Researchers from the University of California San Diego School of Medicine have shown that large language models (LLMs) like GPT-4 could assist in automating functional genomics research, which aims to understand the roles of genes and their interactions. One of the most commonly used methods in this field is gene set enrichment, which involves comparing experimentally identified gene sets to existing genomics databases to uncover their functions. However, many novel biological insights often lie outside the limitations of current databases. By leveraging artificial intelligence (AI) to evaluate gene sets, scientists can potentially save countless hours of meticulous work and move closer to automating one of the key techniques for deciphering how genes collaborate to impact biological processes.
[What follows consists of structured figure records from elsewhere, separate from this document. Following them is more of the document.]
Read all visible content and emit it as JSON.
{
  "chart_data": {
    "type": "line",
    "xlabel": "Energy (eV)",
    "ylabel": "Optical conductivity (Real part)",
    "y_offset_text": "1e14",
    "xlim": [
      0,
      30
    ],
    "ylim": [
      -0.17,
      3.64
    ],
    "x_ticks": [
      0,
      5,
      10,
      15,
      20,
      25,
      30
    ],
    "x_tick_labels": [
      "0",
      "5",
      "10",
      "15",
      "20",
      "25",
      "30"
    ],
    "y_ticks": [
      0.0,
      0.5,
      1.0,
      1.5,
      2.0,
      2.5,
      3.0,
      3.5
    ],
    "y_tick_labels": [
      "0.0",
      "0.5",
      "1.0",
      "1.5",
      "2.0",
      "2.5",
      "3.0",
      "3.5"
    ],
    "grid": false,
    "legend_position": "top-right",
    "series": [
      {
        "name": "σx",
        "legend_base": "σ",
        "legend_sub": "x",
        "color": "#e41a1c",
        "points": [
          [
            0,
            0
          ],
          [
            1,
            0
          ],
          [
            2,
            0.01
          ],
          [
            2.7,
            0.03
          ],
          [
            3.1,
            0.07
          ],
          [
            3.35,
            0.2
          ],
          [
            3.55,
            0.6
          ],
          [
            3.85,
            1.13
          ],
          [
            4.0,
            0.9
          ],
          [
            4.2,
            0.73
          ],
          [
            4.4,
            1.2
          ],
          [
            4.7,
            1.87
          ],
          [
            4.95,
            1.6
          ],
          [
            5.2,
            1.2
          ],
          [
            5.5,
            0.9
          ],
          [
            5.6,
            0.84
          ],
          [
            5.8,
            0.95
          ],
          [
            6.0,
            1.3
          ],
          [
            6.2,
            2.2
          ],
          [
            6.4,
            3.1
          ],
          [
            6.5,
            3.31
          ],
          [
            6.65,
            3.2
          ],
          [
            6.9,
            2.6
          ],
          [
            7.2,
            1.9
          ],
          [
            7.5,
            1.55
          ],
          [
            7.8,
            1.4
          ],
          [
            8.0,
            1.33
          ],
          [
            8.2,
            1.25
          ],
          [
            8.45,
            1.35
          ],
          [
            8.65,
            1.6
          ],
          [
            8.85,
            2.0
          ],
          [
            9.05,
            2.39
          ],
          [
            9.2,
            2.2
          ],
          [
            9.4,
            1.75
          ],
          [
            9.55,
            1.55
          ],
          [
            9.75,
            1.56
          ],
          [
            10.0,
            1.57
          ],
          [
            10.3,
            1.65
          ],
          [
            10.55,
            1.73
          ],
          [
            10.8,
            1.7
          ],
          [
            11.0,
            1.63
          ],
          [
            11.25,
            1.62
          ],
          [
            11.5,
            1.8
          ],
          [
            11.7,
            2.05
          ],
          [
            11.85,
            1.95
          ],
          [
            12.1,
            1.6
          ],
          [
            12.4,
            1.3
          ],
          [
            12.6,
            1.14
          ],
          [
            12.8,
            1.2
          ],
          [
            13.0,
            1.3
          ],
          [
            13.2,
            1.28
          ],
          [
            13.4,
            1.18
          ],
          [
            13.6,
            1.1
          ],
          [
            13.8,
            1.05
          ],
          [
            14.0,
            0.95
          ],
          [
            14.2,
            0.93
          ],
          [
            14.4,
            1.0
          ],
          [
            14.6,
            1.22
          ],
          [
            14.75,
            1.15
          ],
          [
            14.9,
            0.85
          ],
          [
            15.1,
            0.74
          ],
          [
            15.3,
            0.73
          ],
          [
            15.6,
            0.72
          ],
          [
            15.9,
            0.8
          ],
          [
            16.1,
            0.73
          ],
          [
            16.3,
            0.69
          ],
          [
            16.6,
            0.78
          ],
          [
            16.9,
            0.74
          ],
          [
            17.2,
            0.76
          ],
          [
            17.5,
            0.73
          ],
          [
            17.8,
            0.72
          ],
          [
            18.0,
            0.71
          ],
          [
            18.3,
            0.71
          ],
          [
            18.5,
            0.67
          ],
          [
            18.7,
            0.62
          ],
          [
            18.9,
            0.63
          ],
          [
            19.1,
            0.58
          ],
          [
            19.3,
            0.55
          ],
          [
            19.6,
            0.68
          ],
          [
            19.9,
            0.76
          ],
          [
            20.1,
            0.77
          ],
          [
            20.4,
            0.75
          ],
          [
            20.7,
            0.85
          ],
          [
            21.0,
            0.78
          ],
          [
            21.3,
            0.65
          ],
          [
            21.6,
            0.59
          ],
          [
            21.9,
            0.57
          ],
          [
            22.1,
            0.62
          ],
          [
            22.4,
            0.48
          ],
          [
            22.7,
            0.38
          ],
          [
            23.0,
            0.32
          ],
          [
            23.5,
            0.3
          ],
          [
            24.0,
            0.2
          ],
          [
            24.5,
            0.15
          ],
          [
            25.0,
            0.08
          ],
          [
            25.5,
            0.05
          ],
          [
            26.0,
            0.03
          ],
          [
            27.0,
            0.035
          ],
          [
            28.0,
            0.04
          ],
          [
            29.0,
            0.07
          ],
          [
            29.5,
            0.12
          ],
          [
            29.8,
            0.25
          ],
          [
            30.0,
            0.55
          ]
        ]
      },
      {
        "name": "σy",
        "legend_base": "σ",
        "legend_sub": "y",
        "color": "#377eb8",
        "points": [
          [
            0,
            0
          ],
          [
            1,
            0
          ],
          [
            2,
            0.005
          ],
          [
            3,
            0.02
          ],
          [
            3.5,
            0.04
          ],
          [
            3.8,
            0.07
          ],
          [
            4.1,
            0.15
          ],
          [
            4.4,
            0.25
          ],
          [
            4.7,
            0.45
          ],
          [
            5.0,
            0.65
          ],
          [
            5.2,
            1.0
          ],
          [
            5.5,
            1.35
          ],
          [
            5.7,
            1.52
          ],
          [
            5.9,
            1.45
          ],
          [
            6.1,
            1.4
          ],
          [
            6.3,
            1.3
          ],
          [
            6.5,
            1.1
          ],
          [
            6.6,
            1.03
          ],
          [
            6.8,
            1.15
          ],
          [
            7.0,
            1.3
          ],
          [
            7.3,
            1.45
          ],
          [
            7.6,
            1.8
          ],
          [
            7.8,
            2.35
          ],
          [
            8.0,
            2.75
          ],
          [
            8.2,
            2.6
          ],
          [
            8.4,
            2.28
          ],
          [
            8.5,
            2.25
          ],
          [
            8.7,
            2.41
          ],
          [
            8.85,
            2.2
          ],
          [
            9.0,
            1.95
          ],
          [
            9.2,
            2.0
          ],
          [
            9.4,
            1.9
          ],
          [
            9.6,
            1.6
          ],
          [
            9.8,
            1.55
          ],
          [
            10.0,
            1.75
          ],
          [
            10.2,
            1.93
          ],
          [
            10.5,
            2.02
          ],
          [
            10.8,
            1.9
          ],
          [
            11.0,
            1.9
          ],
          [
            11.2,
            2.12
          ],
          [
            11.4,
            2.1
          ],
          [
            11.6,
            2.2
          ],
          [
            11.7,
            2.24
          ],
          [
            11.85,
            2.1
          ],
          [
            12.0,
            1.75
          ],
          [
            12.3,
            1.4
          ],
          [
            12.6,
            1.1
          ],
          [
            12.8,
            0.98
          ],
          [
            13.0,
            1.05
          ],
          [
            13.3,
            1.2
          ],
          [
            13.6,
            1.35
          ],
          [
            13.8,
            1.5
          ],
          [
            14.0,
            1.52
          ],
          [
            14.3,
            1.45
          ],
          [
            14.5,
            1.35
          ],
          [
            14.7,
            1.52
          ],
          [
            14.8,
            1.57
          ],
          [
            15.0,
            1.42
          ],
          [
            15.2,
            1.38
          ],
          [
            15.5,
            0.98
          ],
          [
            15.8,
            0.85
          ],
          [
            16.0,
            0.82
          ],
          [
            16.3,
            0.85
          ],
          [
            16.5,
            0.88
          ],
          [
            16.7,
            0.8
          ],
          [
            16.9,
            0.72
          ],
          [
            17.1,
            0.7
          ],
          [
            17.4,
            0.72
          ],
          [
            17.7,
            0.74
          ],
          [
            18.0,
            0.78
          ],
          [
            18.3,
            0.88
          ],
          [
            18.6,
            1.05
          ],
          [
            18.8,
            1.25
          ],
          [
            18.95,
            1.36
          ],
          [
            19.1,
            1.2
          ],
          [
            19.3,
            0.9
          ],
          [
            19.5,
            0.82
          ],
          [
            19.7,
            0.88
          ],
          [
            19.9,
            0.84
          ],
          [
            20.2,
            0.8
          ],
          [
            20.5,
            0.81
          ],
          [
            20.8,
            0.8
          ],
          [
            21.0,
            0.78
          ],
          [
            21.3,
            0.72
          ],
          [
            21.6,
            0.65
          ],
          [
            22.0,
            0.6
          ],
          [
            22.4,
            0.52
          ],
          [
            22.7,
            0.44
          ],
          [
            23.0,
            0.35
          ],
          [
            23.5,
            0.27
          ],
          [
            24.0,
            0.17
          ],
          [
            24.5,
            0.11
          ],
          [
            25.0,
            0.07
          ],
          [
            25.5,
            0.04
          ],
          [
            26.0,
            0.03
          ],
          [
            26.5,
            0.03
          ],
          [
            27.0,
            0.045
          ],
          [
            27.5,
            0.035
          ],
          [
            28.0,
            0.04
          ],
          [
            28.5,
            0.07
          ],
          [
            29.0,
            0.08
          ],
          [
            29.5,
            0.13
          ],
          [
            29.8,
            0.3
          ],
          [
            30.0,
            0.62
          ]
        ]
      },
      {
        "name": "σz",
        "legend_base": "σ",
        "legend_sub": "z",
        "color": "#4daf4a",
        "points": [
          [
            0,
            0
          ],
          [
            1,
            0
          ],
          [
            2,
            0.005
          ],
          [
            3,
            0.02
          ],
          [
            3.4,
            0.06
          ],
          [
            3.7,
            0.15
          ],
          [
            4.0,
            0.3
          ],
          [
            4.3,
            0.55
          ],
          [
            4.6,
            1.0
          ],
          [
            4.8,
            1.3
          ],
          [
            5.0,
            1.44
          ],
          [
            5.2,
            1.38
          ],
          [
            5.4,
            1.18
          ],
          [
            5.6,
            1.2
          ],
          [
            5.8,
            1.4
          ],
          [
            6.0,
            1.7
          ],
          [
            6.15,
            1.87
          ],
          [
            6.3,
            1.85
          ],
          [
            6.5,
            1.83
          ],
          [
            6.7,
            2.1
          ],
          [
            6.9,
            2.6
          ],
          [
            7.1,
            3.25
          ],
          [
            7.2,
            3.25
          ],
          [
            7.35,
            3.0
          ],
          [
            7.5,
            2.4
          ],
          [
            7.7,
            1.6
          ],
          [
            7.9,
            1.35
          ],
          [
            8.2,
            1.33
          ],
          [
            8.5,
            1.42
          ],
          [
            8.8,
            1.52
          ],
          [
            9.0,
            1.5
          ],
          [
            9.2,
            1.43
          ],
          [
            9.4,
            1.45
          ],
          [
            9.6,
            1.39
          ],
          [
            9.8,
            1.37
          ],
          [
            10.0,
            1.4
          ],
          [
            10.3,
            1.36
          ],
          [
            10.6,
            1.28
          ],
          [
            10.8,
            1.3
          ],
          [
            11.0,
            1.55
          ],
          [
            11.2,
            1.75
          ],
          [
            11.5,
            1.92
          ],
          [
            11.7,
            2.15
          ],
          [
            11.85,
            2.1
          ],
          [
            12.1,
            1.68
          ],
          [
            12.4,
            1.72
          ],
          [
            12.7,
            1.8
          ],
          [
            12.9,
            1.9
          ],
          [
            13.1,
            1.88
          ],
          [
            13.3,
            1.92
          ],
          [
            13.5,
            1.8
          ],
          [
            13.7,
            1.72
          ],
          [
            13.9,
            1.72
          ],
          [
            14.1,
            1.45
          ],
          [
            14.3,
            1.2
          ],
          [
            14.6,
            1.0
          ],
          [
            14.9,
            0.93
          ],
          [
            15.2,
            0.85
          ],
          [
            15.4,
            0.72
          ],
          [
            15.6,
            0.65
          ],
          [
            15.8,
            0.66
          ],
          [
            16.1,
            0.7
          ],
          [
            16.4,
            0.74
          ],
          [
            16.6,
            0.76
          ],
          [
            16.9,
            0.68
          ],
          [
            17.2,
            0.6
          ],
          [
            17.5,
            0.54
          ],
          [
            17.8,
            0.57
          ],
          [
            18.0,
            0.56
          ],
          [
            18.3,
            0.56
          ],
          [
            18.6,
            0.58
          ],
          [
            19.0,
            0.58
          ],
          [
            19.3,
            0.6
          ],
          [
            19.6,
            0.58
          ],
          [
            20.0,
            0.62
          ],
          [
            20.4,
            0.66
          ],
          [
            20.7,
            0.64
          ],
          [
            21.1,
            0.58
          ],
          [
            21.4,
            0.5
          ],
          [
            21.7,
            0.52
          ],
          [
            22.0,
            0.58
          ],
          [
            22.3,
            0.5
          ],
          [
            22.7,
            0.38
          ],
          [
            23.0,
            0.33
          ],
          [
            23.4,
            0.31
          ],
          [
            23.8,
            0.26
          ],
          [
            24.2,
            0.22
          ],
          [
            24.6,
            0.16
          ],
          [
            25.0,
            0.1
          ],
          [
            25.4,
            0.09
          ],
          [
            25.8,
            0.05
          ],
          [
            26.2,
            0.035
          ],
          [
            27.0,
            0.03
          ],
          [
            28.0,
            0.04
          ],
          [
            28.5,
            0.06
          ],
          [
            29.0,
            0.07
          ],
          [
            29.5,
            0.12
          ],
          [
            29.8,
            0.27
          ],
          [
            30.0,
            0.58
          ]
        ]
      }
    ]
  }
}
In their analysis of five different LLMs, the researchers determined that GPT-4 performed the best, achieving a 73% accuracy rate in recognizing common functions of curated gene sets from a well-known genomics database. Notably, when tasked with analyzing random gene sets, GPT-4 declined to assign labels in 87% of cases, showcasing its ability to assess gene sets while minimizing inaccurate information. Additionally, GPT-4 provided comprehensive explanations to justify its naming decisions.
Although more research is necessary to fully harness the capabilities of LLMs for automating functional genomics, this study underscores the importance of ongoing investment in LLM development and their uses in genomics and precision medicine. To facilitate this, the researchers established a web portal aimed at helping other scientists integrate LLMs into their functional genomics projects. More broadly, these findings illustrate the potential of AI to transform scientific research by amalgamating complex information to produce new, testable hypotheses much more rapidly.
The study, published in Nature Methods, was directed by Trey Ideker, Ph.D., a professor at UC San Diego School of Medicine and UC San Diego Jacobs School of Engineering, along with Dexter Pratt, Ph.D., a software architect in Ideker’s team, and Clara Hu, a doctoral candidate in biomedical sciences within Ideker’s group. The research received partial funding from the National Institutes of Health.